The dividend yield ratio shows the amount of dividends that a company pays to its investors in comparison to the market price of its stock. Thus, the dividend yield ratio is the return on investment to an investor if the investor were to have bought the stock at the market price on the measurement date.
To calculate the ratio, divide the annual dividends paid per share of stock by the market price of the stock at the end of the measurement period. Since the market price of the stock is measured on a single date, and that measurement may not be representative of the stock price over the measurement period, consider using an average stock price instead.

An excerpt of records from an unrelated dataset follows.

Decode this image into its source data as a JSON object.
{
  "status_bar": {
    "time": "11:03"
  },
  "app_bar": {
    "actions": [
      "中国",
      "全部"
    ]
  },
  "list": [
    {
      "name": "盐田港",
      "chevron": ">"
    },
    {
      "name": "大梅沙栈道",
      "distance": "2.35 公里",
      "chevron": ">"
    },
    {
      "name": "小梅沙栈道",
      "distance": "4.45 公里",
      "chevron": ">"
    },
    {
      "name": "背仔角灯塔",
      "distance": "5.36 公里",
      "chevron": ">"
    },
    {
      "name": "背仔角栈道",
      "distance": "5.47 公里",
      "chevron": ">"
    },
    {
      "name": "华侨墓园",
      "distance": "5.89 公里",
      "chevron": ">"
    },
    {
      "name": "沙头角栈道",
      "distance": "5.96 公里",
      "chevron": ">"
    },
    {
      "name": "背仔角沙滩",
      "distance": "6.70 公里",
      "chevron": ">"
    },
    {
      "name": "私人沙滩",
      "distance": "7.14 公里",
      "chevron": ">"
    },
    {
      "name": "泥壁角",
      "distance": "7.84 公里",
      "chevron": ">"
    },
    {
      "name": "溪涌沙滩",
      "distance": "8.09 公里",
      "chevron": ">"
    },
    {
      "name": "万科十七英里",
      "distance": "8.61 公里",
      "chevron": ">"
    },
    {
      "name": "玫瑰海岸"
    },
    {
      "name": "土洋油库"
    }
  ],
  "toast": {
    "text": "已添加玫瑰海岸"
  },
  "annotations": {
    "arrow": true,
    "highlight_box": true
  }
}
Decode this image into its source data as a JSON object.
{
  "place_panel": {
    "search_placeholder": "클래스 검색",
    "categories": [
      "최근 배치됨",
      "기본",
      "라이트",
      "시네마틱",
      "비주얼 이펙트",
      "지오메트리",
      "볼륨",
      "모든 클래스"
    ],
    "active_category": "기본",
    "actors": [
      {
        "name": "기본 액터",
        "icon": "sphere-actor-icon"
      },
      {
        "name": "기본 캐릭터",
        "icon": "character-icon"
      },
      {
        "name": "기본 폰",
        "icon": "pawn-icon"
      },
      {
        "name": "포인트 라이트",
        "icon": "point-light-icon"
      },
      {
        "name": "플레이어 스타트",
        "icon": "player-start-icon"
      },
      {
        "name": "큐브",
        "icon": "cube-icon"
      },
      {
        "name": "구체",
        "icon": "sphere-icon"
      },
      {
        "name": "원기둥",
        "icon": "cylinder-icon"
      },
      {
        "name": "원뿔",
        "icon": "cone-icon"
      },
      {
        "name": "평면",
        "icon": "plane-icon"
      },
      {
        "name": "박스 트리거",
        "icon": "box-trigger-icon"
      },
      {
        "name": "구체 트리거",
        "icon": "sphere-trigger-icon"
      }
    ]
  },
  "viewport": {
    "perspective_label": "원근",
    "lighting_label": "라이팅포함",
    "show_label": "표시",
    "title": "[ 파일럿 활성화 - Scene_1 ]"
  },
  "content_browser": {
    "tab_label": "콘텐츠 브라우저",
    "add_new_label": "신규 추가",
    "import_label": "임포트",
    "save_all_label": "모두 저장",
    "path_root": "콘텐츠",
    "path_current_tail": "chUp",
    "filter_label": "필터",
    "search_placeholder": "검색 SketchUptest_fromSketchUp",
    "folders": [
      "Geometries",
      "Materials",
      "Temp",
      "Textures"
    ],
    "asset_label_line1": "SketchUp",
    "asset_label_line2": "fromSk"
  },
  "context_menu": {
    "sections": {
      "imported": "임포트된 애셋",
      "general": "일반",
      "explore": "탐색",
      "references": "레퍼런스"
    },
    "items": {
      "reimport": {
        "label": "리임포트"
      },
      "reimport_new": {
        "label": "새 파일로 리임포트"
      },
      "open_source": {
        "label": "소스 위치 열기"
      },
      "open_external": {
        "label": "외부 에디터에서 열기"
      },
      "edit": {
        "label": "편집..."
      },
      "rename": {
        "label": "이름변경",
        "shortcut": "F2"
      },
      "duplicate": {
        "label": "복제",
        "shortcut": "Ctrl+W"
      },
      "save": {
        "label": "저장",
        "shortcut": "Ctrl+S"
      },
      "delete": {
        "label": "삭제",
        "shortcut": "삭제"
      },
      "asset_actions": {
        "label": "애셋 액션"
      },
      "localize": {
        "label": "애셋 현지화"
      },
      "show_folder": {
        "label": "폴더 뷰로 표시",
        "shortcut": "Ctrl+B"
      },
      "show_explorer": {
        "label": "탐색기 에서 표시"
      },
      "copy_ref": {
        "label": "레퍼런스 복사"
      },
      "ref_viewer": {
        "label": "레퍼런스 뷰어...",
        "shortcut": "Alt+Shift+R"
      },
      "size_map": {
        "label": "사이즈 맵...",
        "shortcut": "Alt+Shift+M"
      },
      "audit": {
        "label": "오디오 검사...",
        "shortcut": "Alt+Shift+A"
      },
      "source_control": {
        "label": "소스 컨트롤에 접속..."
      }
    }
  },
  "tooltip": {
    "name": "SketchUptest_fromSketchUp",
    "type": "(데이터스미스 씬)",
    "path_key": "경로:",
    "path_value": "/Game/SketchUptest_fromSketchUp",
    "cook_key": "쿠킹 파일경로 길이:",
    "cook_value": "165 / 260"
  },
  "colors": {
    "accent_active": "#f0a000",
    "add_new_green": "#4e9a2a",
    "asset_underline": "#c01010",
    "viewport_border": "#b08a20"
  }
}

The basic calculation is:
Annual dividends paid per share ÷ Market price of the stock
Dividend Yield Ratio Example
ABC Company pays dividends of $4.50 and $5.50 per share to its investors in the current fiscal year. At the end of the fiscal year, the market price of its stock is $80.00. Its dividend yield ratio is:
$10 Dividends paid ÷ $80 Share price
= 12.5% Dividend yield ratio
A problem with the measurement is whether you should include in the numerator only dividends paid, or also dividends declared but not yet paid. It is possible that there will be overlap in the measurement periods if you use both dividends paid and dividends declared. For example, a company pays $10.00 in dividends during the fiscal year, but then also declares a dividend just before the end of the reporting period. If you are measuring based on cash received, you should not include the amount of the dividend declared; instead, measure it in the following fiscal year, when you receive the cash from the dividend. Doing so is essentially using the cash basis of accounting.
This measurement is not useful when a company refuses to pay any dividends, preferring to instead plow cash back into the business, which presumably leads to an increased share price over time as the underlying business is perceived by the investment community to be more valuable.